ImageNet is the clearest accelerator-era benchmark. The paper discusses the ILSVRC subset with roughly 1,000 images in each of 1,000 categories and reports that convolutional nets with dropout won ILSVRC-2012. Table 6 reports top-5 test error about 16% for the dropout conv net family, versus about 26% for the best standard-vision-feature methods discussed in the text. The conclusion then gives the compute cost: dropout improves broad benchmarks, but a dropout network usually takes 2-3 times longer to train.

Historical Effect

Dropout made larger GPU-trained networks usable before batch normalization, residual architectures, and much larger data regimes changed the regularization mix. It is a compute-structure method because it converts explicit ensemble averaging into one noisy training run plus one cheap inference model. That mattered when CUDA made large nets feasible but memory, latency, and training budgets still made ordinary ensembles difficult.

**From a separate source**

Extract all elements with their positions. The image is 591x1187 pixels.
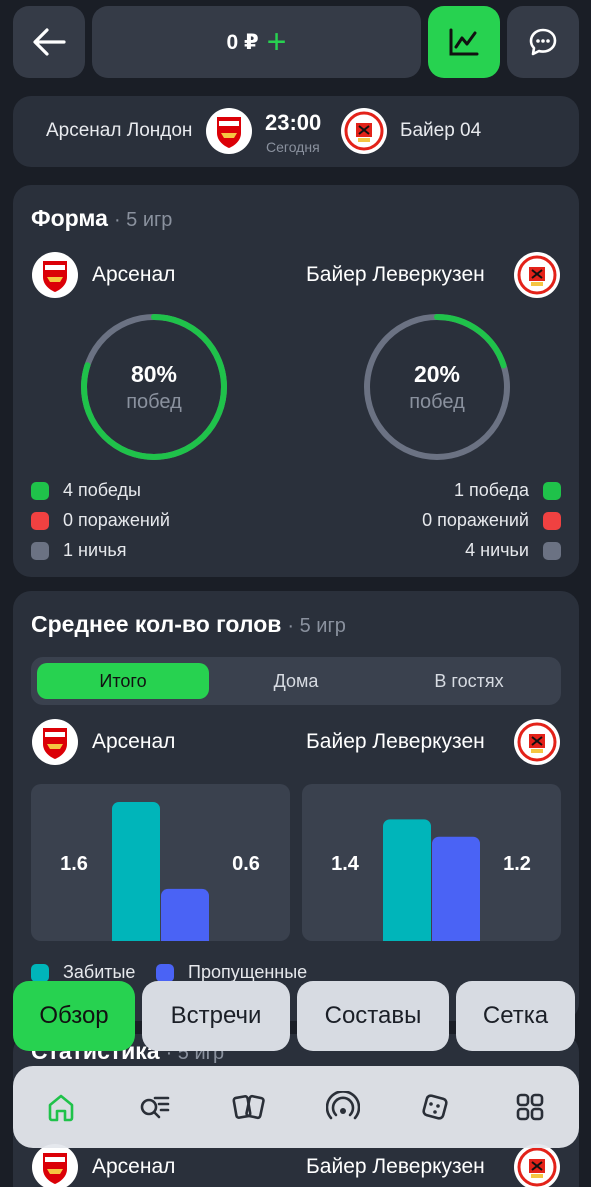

It also normalized the idea that extra training compute can be spent to preserve inference simplicity, a recurring pattern in later distillation, pretraining, and model compression work.

Limits

The main limitation is the training-time penalty. The paper directly identifies noisy parameter updates as a major cause of the 2-3x slowdown. Dropout also introduces another hyperparameter, the retention probability p, whose best value depends on layer type and model width; typical hidden-unit values are 0.5 to 0.8, with input layers often around 0.8 for image patches or speech frames. The paper does not give exact hardware models, so device-level throughput and memory claims cannot be made beyond the stated CUDA implementation. Later normalization, residual architectures, stronger data augmentation, and much larger data sets reduced dropout's centrality in some convolutional models, although the compute idea of cheap test-time averaging persisted.